Quill is conducting what's known as electronic voice phenomena. If there's a ghostly reply, the device will keep recording, if not, it will shut off immediately.
Irving House, built in 1855, was once the home of Captain William Irving and his family. The stately home has been beautifully preserved and seems to take visitors back a century.
"It is a pretty prestigious home. This family was considered upper class," said curator Oana Capota.
Ghost historians believe it is also haunted.
"Oh yes, very much so," said Greg Mansfield without hesitation.
- Read more: Ghost stories from downtown Vancouver
The author of Ghosts of Vancouver recounted the story of a caretaker who investigated the sound footsteps on the porch.
"He saw a blue light inside the library, and it rushed to the window. As it hit the window a face suddenly appeared," he said. "It was like an orb floating in mid-air and he was so shocked that he toppled off the porch."
A housekeeper cleaning up after Christmas swears decorations were being kicked away by an unknown being whenever she reached for them.
"It happened two or three times before she got really scared and ran out of the house," said Capota.
Others have heard loud pounding footsteps above, only to find nobody is upstairs.
"Captain Irving was known to pace on the quarterdecks of his boats," Mansfield mused.
A little girl alone in the home with her grandmother insisted she saw a man sleeping in one of the beds. When the adult went to investigate, nobody was there, but the bedding was twisted.

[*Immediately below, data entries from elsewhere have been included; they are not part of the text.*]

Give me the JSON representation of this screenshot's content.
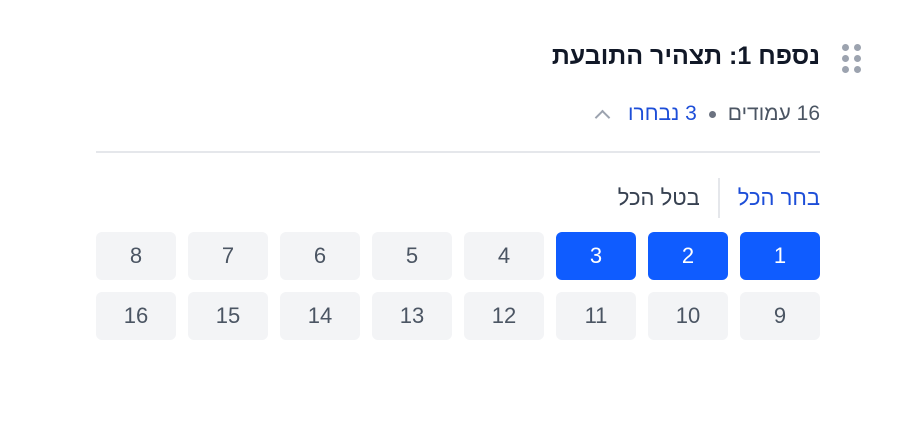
{
  "header": {
    "title": "נספח 1: תצהיר התובעת",
    "pages_text": "16 עמודים",
    "selected_text": "3 נבחרו"
  },
  "actions": {
    "select_all": "בחר הכל",
    "deselect_all": "בטל הכל"
  },
  "pages": [
    {
      "label": "1",
      "selected": true
    },
    {
      "label": "2",
      "selected": true
    },
    {
      "label": "3",
      "selected": true
    },
    {
      "label": "4",
      "selected": false
    },
    {
      "label": "5",
      "selected": false
    },
    {
      "label": "6",
      "selected": false
    },
    {
      "label": "7",
      "selected": false
    },
    {
      "label": "8",
      "selected": false
    },
    {
      "label": "9",
      "selected": false
    },
    {
      "label": "10",
      "selected": false
    },
    {
      "label": "11",
      "selected": false
    },
    {
      "label": "12",
      "selected": false
    },
    {
      "label": "13",
      "selected": false
    },
    {
      "label": "14",
      "selected": false
    },
    {
      "label": "15",
      "selected": false
    },
    {
      "label": "16",
      "selected": false
    }
  ],
  "colors": {
    "accent": "#0f5cff",
    "link": "#1d4ed8",
    "tile_bg": "#f3f4f6"
  },
  "icons": {
    "drag_handle": "drag-handle-icon",
    "collapse": "chevron-up-icon"
  }
}
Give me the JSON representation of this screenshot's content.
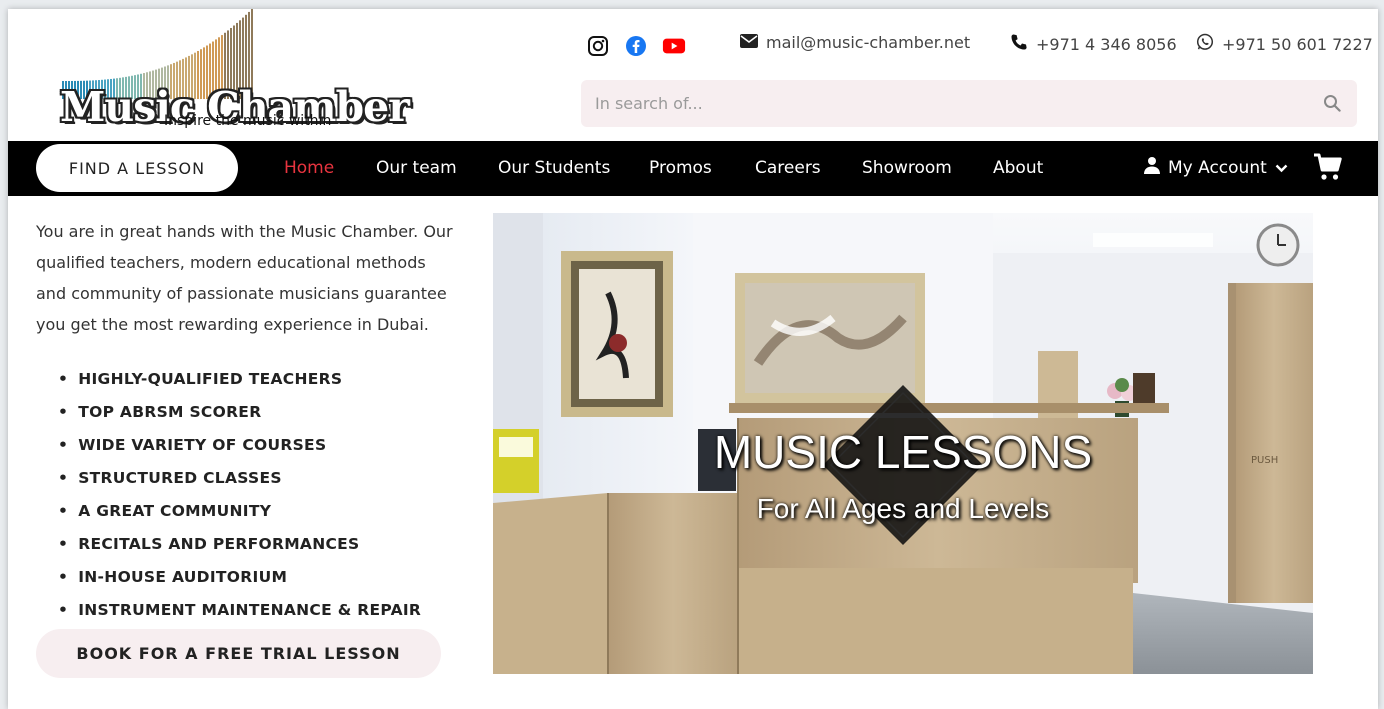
{
  "header": {
    "logo_word": "Music Chamber",
    "logo_tagline": "Inspire the music within",
    "social": [
      {
        "icon": "instagram-icon",
        "color": "#111111"
      },
      {
        "icon": "facebook-icon",
        "color": "#1877f2"
      },
      {
        "icon": "youtube-icon",
        "color": "#ff0000"
      }
    ],
    "email": "mail@music-chamber.net",
    "phone": "+971 4 346 8056",
    "whatsapp": "+971 50 601 7227",
    "search_placeholder": "In search of..."
  },
  "nav": {
    "find_lesson": "FIND A LESSON",
    "items": [
      {
        "label": "Home",
        "active": true
      },
      {
        "label": "Our team"
      },
      {
        "label": "Our Students"
      },
      {
        "label": "Promos"
      },
      {
        "label": "Careers"
      },
      {
        "label": "Showroom"
      },
      {
        "label": "About"
      }
    ],
    "account_label": "My Account",
    "active_color": "#e8343f"
  },
  "main": {
    "intro": "You are in great hands with the Music Chamber. Our qualified teachers, modern educational methods and community of passionate musicians guarantee you get the most rewarding experience in Dubai.",
    "features": [
      "HIGHLY-QUALIFIED TEACHERS",
      "TOP ABRSM SCORER",
      "WIDE VARIETY OF COURSES",
      "STRUCTURED CLASSES",
      "A GREAT COMMUNITY",
      "RECITALS AND PERFORMANCES",
      "IN-HOUSE AUDITORIUM",
      "INSTRUMENT MAINTENANCE & REPAIR"
    ],
    "trial_button": "BOOK FOR A FREE TRIAL LESSON"
  },
  "hero": {
    "title": "MUSIC LESSONS",
    "subtitle": "For All Ages and Levels",
    "door_sign": "PUSH"
  }
}
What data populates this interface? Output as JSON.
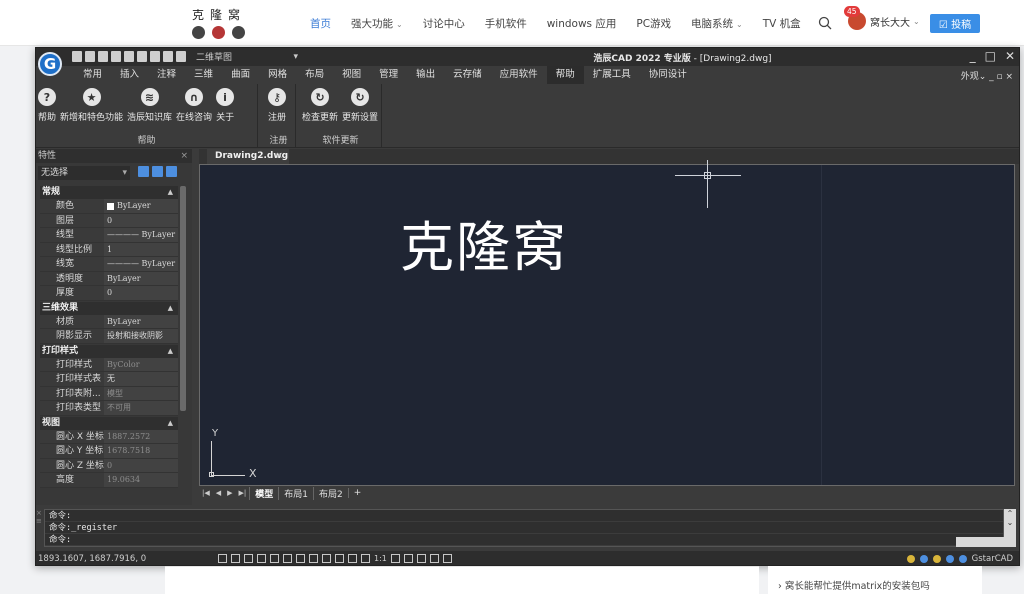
{
  "site": {
    "logo_text": "克隆窝",
    "nav": [
      {
        "label": "首页",
        "caret": ""
      },
      {
        "label": "强大功能",
        "caret": "⌄"
      },
      {
        "label": "讨论中心",
        "caret": ""
      },
      {
        "label": "手机软件",
        "caret": ""
      },
      {
        "label": "windows 应用",
        "caret": ""
      },
      {
        "label": "PC游戏",
        "caret": ""
      },
      {
        "label": "电脑系统",
        "caret": "⌄"
      },
      {
        "label": "TV 机盒",
        "caret": ""
      }
    ],
    "user": {
      "badge": "45",
      "name": "窝长大大",
      "caret": "⌄"
    },
    "post_button": "☑ 投稿",
    "side_link": "› 窝长能帮忙提供matrix的安装包吗"
  },
  "cad": {
    "logo": "G",
    "workspace": "二维草图",
    "title_prefix": "浩辰CAD 2022 专业版",
    "title_suffix": " - [Drawing2.dwg]",
    "menus": [
      "常用",
      "插入",
      "注释",
      "三维",
      "曲面",
      "网格",
      "布局",
      "视图",
      "管理",
      "输出",
      "云存储",
      "应用软件",
      "帮助",
      "扩展工具",
      "协同设计"
    ],
    "menu_right": "外观⌄  _  ▫  ×",
    "ribbon": {
      "group_help": {
        "label": "帮助",
        "buttons": [
          {
            "label": "帮助",
            "icon": "?"
          },
          {
            "label": "新增和特色功能",
            "icon": "★"
          },
          {
            "label": "浩辰知识库",
            "icon": "≋"
          },
          {
            "label": "在线咨询",
            "icon": "∩"
          },
          {
            "label": "关于",
            "icon": "i"
          }
        ]
      },
      "group_reg": {
        "label": "注册",
        "buttons": [
          {
            "label": "注册",
            "icon": "⚷"
          }
        ]
      },
      "group_update": {
        "label": "软件更新",
        "buttons": [
          {
            "label": "检查更新",
            "icon": "↻"
          },
          {
            "label": "更新设置",
            "icon": "↻"
          }
        ]
      }
    },
    "props": {
      "title": "特性",
      "selection": "无选择",
      "sections": [
        {
          "title": "常规",
          "rows": [
            {
              "name": "颜色",
              "value": "ByLayer"
            },
            {
              "name": "图层",
              "value": "0"
            },
            {
              "name": "线型",
              "value": "———— ByLayer"
            },
            {
              "name": "线型比例",
              "value": "1"
            },
            {
              "name": "线宽",
              "value": "———— ByLayer"
            },
            {
              "name": "透明度",
              "value": "ByLayer"
            },
            {
              "name": "厚度",
              "value": "0"
            }
          ]
        },
        {
          "title": "三维效果",
          "rows": [
            {
              "name": "材质",
              "value": "ByLayer"
            },
            {
              "name": "阴影显示",
              "value": "投射和接收阴影"
            }
          ]
        },
        {
          "title": "打印样式",
          "rows": [
            {
              "name": "打印样式",
              "value": "ByColor"
            },
            {
              "name": "打印样式表",
              "value": "无"
            },
            {
              "name": "打印表附...",
              "value": "模型"
            },
            {
              "name": "打印表类型",
              "value": "不可用"
            }
          ]
        },
        {
          "title": "视图",
          "rows": [
            {
              "name": "圆心 X 坐标",
              "value": "1887.2572"
            },
            {
              "name": "圆心 Y 坐标",
              "value": "1678.7518"
            },
            {
              "name": "圆心 Z 坐标",
              "value": "0"
            },
            {
              "name": "高度",
              "value": "19.0634"
            }
          ]
        }
      ]
    },
    "doc_tab": "Drawing2.dwg",
    "drawing_text": "克隆窝",
    "ucs": {
      "x": "X",
      "y": "Y"
    },
    "layout_tabs": [
      "模型",
      "布局1",
      "布局2",
      "+"
    ],
    "command_lines": [
      "命令:",
      "命令:_register",
      "命令:"
    ],
    "coords": "1893.1607, 1687.7916, 0",
    "status_scale": "1:1",
    "status_brand": "GstarCAD"
  }
}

The next day, the grandmother found the sheets a mess again, and she was the only one in the house.
Capota argued if it was an intruder, the grandmother would have heard him.
"The main door has a very loud bell that would have rang, and it would have been heard anywhere in the house," she said.
After several attempts to communicate, Quill hears something provocative on her recorder.
"It almost sounded like we got a response at the end," she says, pressing the device closer to her ear.
The faint muffled sound will need to be analyzed to confirm a genuine communication from the dead, but is encouraging.
The investigator believes whoever is haunting Irving House is friendly.
"I feel welcome, I feel calm, I feel comfortable," assures Quill.
"Ghost don't necessarily have had to a tragic death or something similar to haunt a place," said Mansfield.
It's possible the Irving family loved their home so much, they don't want to leave.